Over the past several years, I have shared the story of the Omaha DePorres Club with hundreds of students, teachers and community members.  There are three responses that I invariably get after a presentation.

The first is “How come I’ve never heard of this?”  I usually open my response by blaming my dad for keeping all the DePorres Club materials stored away in his attic.  But the real answer has to do with the time in which the DePorres Club existed and the unwillingness of the mainstream media to acknowledge the club.  It only makes sense that the sole reason for an organization like the DePorres Club to exist was the correlating existence of racism that needed to be addressed.  By ignoring the existence of the Omaha DePorres Club, Omaha could ignore its racist nature.  And since the story of the DePorres Club wasn’t a part of the mainstream narrative of Omaha while the club existed, it isn’t part of the mainstream history that is presented and remembered by the collective community. 

The second response usually comes from a student who doesn’t see what this nearly seventy year-old story full of black and white pictures has to do with his or her world; “Why do I need to know this?”  A great question.  A few years ago, a series of articles in Omaha’s largest newspaper, the World-Herald, revealed the deep poverty that exists in Omaha’s African-American community.  That poverty didn’t just happen.  If Omaha, and cities like it, are ever going to meaningfully address the gaps that exist racially and economically within their boundaries, stories like the one of the Omaha DePorres Club have to be shared in order to create an understanding of how we got to where we are today.

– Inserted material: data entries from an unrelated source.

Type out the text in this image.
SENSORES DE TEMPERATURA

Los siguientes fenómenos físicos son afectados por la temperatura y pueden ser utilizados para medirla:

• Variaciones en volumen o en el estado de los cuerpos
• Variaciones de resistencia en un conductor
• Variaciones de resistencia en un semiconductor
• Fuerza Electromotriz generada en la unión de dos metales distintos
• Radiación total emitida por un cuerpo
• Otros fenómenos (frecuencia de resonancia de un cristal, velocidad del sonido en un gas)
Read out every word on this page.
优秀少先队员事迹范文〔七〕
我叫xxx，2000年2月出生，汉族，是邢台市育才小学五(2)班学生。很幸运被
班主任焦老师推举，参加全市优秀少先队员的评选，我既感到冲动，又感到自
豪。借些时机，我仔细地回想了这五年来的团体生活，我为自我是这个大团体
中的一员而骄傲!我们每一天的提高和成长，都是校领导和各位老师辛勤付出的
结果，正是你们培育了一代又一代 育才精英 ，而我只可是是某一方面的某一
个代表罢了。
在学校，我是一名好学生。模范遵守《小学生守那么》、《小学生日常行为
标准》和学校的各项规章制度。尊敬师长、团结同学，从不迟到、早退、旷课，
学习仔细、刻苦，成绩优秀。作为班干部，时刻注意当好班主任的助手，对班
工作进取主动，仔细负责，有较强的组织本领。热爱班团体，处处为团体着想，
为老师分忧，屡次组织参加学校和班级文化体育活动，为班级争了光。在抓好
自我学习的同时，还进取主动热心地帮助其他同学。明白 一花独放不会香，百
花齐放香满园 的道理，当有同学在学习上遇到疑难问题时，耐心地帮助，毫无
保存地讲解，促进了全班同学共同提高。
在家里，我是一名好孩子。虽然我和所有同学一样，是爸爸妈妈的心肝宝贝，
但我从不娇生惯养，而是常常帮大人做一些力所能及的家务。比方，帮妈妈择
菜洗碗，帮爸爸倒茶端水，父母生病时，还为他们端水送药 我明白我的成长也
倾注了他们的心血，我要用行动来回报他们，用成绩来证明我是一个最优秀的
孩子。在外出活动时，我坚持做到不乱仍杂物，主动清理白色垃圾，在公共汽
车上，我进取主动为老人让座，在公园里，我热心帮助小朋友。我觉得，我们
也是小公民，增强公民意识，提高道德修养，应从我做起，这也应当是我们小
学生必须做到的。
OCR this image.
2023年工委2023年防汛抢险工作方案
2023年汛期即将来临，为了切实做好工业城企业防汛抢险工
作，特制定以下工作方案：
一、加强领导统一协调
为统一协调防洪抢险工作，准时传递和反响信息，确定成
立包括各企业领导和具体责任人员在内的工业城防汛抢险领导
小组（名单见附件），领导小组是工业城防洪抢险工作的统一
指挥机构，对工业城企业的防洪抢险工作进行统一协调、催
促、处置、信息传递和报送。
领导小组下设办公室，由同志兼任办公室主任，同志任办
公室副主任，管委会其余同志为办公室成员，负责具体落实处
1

The third response is by far my favorite.  As I tell the story of the DePorres Club – a story of ordinary people doing extraordinary things – and show the pictures of where events happened in Omaha, some young person will invariably raise his or her hand, and with a slight tilt of the head offer some variation of the following comment, “Hey, my grandmother/aunt/uncle lives right around the corner from there.”  That student will often approach me after the presentation and ask, “How come I’ve never heard about this?”

Omaha. 1947. Civil Rights?

Omaha, 1947 and Civil Rights.  A place, a time and a movement that, because of the little known story of the Omaha DePorres Club, have a surprisingly deep and meaningful connection.

The story of the Omaha DePorres Club resonated beyond Omaha through black newspapers in Baltimore, Pittsburgh, St. Louis and Kansas City.   The club was also well-known and highly regarded by leaders of the country’s major Civil Rights organizations.  Lester Granger, Executive Secretary of the National Urban League, wrote about the club’s efforts in 1950.  Whitney Young worked closely with the DePorres Club while he was Executive Secretary of the Omaha Urban League and cited the club’s co-founder, Fr. John Markoe, S.J., as a major influence.  Roy Wilkins, of the NAACP, met with the leadership of the Omaha DePorres Club in 1951 and heard the story of the DePorres Club’s campaign against the city’s streetcar and bus company.

Due to the influence of Fr. Markoe, one of the unique features of the Omaha DePorres Club was the early and insistent stance that racism and segregation were moral issues, at a time when such a position was not the norm – even in America’s churches.   

During its first year, the Omaha DePorres Club held a sit-in at a local restaurant that had earlier refused to serve several of the club’s black members.  Nearly sixty years later, I found the story of Omaha’s early sit-in mentioned in interviews with elderly white residents of Greensboro, North Carolina.  The Omaha sit-in was pointed out by the Greensboro residents in an attempt to minimize the significance of Greensboro’s historic sit-ins of 1960 – they had heard that Omaha was first but never got the credit.